Ce satellite, c’est SMOS, un satellite d’observation de la Terre en micro-ondes, une mission CNES/ESA. Lancé en 2009, l’engin braque sur la Terre, depuis son orbite à 755 km passant par les pôles, un radar en forme de Y. L’écho de ses impulsions, dans la gamme des micro-ondes, donne accès à des informations aussi diverses et précieuses pour comprendre l’évolution de la planète que le contenu en eau des sols, la salinité des océans, la production végétale agricole et … le contenu en carbone de la canopée des forêts. Reliée à la mesure du CO2 atmosphérique, cette dernière permet de mesurer les stocks de carbone dans la biomasse aérienne de la végétation de l’ensemble de la zone tropicale planétaire. Le tout avec une résolution de 25 km par 25 km.  Un article vient de paraître dans la revue Nature plants où une équipe internationale relate ses observations pour la période 2010/2016.

Evolution inquiétante

Le titre très soft de l’article ne proclame aucun résultat : « Observation satellite de la dynamique du carbone sur l’ensemble des tropiques ». Son résumé met en avant la forte corrélation entre les variations de ces stocks et les variations de la concentration atmosphérique en CO2 de l’atmosphère, confirmant le rôle central de la biomasse végétale des écosystèmes tropicaux  dans le cycle du carbone à l’échelle planétaire. La prudence des chercheurs s’explique par les limitations de l’étude, dont la durée relativement courte et qui n’a pas accédé aux contenus en eau des sols ou au stockage de carbone dans les racines et les sols.

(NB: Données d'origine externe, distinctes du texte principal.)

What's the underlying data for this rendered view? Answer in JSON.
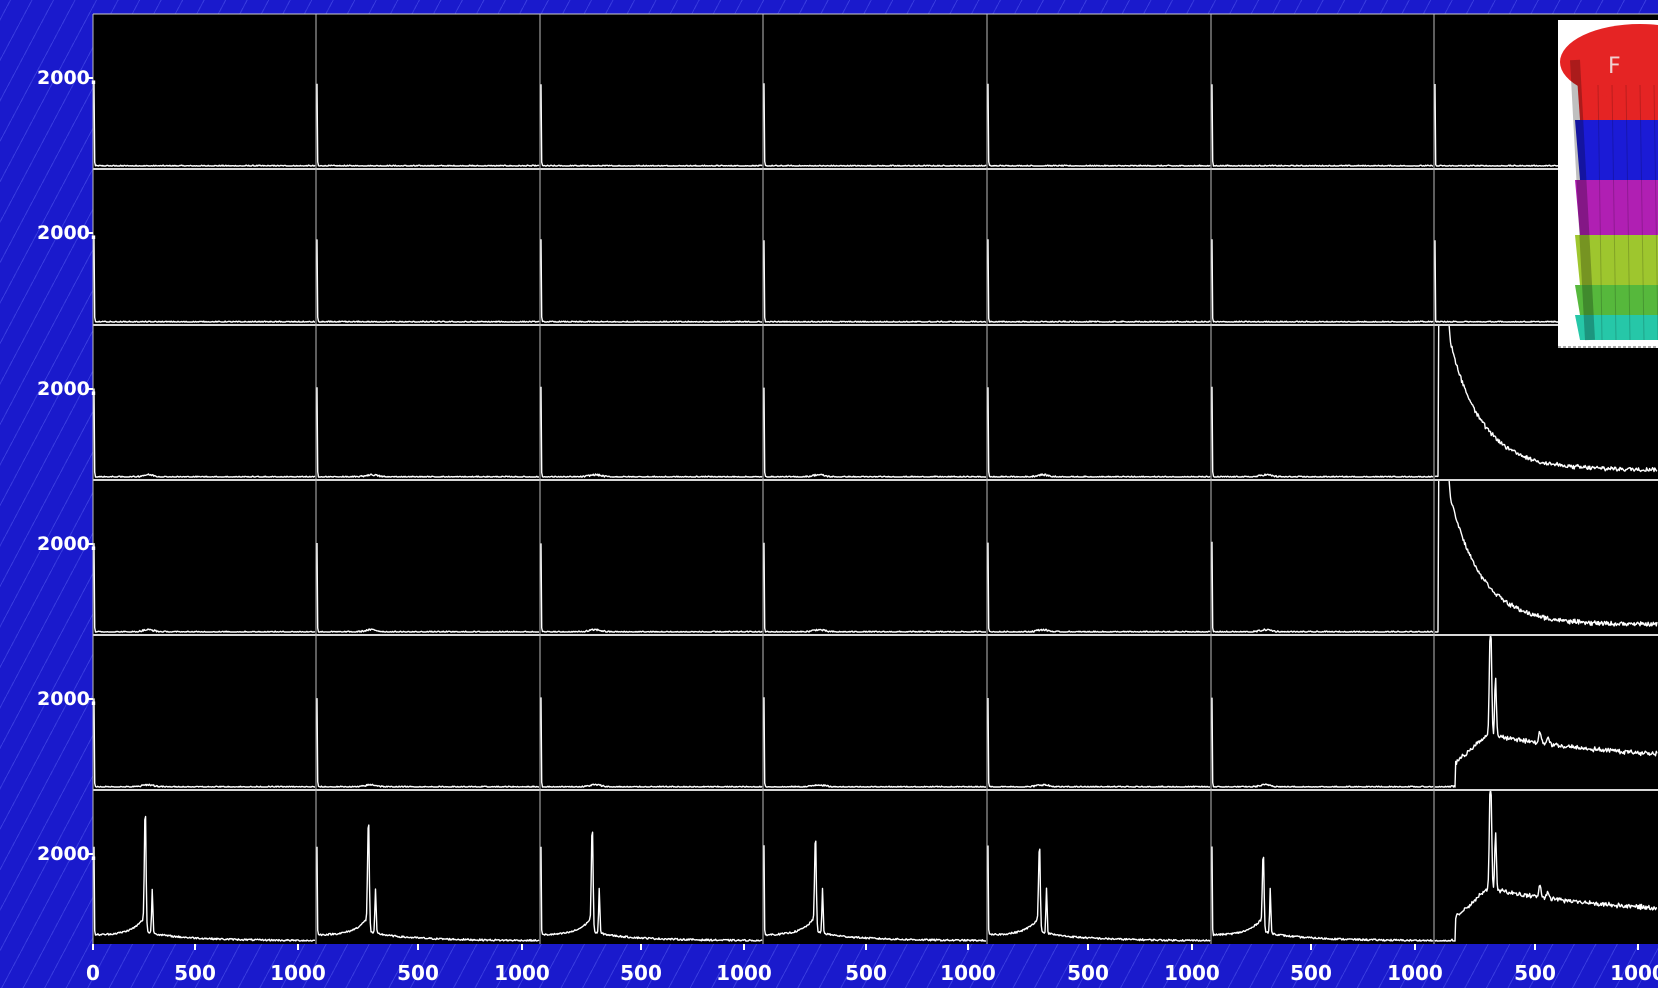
{
  "chart_data": {
    "type": "line",
    "grid": {
      "rows": 6,
      "cols": 7
    },
    "xlim": [
      0,
      1100
    ],
    "ylim": [
      0,
      2500
    ],
    "x_tick_labels": [
      "0",
      "500",
      "1000",
      "500",
      "1000",
      "500",
      "1000",
      "500",
      "1000",
      "500",
      "1000",
      "500",
      "1000",
      "500",
      "1000"
    ],
    "y_tick_labels": [
      "2000.",
      "2000.",
      "2000.",
      "2000.",
      "2000.",
      "2000."
    ],
    "series_note": "",
    "panels_peak_rows": {
      "row6_peaks_x": [
        270,
        270,
        270,
        270,
        270,
        270,
        270
      ]
    },
    "inset": {
      "labels": [
        "F"
      ],
      "layer_colors": [
        "#e52424",
        "#1b1bd6",
        "#b01fb3",
        "#9ec62e",
        "#56b83c",
        "#26c7a8"
      ]
    }
  }
}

Pertes de carbone et déforestation dans les tropiques (2010-2017) : cartes (a) des pertes brutes de carbone de la biomasse aérienne mesurées avec l’indice SMOS L-VOD (Mg C ha-1 an-1) et (b) des pertes de surfaces forestières liées à la déforestation (%) mesurées par Hansen et al. (Science, 2013). Les zones en rouge correspondent aux plus fortes pertes de biomasse végétale et aux zones de déforestation intense. On note en particulier (Fig. b), l’arc de déforestation en Amazonie et une activité intense de déforestation en Indonésie et dans les régions équatoriales centrale et ouest de l’Afrique, qui sont bien corrélés (Fig. a) à des pertes importantes de biomasse aérienne tropicale révélées par les observations spatiales SMOS. L’étude estime les pertes de biomasse liées à la déforestation dans les tropiques à 780 millions de tonnes de carbone par an. © Inra

Toutefois, les résultats pointent une évolution inquiétante. Si les écosystèmes tropicaux demeurent des puits de carbone lors des années humides, ils passent de neutres voire émetteurs lorsque la sécheresse pointe son nez. Sur les observations, cela semble net avec le contraste entre 2011 (avec une Niña) et la fin de la période, marquée par les sécheresses en 2015/2016 durant le très fort El Niño qui a aussi boosté la température moyenne mondiale. Des sécheresses qui  peuvent être prises comme un «test de terrain», écrivent les auteurs, des climats futurs où ces épisodes extrêmes vont se multiplier et affecter le bilan carbone des écosystèmes. L’un des auteurs, Philippe Ciais (LSCE,) souligne que «dans la plupart des modèles climatiques, la forêt tropicale reste un puits jusqu’à la fin du siècle mais les modèles sous estiment sans doute l’effet des sécheresses répétées

Sylvestre Huet

(1) Satellite-observed pantropical carbon dynamics, Lei Fan, Jean-Pierre Wigneron, Philippe Ciais, Jérôme Chave, Martin Brandt, Rasmus Fensholt, Sassan S. Saatchi, Ana Bastos, Amen Al-Yaari, Koen Hufkens, Yuanwei Qin, Xiangming Xiao, Chi Chen, Ranga B. Myneni, Roberto Fernandez-Moran, Arnaud Mialon, N. J. Rodriguez-Fernandez, Yann Kerr, Feng Tian, Josep Peñuelas, Nature plants, 29 juillet 2019. Laboratoire des sciences du climat et de l’environnement (LSCE, UVSQ/CNRS/CEA), laboratoire Evolution et diversité biologique (EDB, ENSFEA/CNRS/Université Toulouse III – Paul Sabatier), unité Interaction sol plante atmosphère (Inra, Bordeaux Sciences Agro), Centre d’Etudes Spatiales de la BIOsphère (Université de Toulouse, CNES/CNRS/IRD/UPS).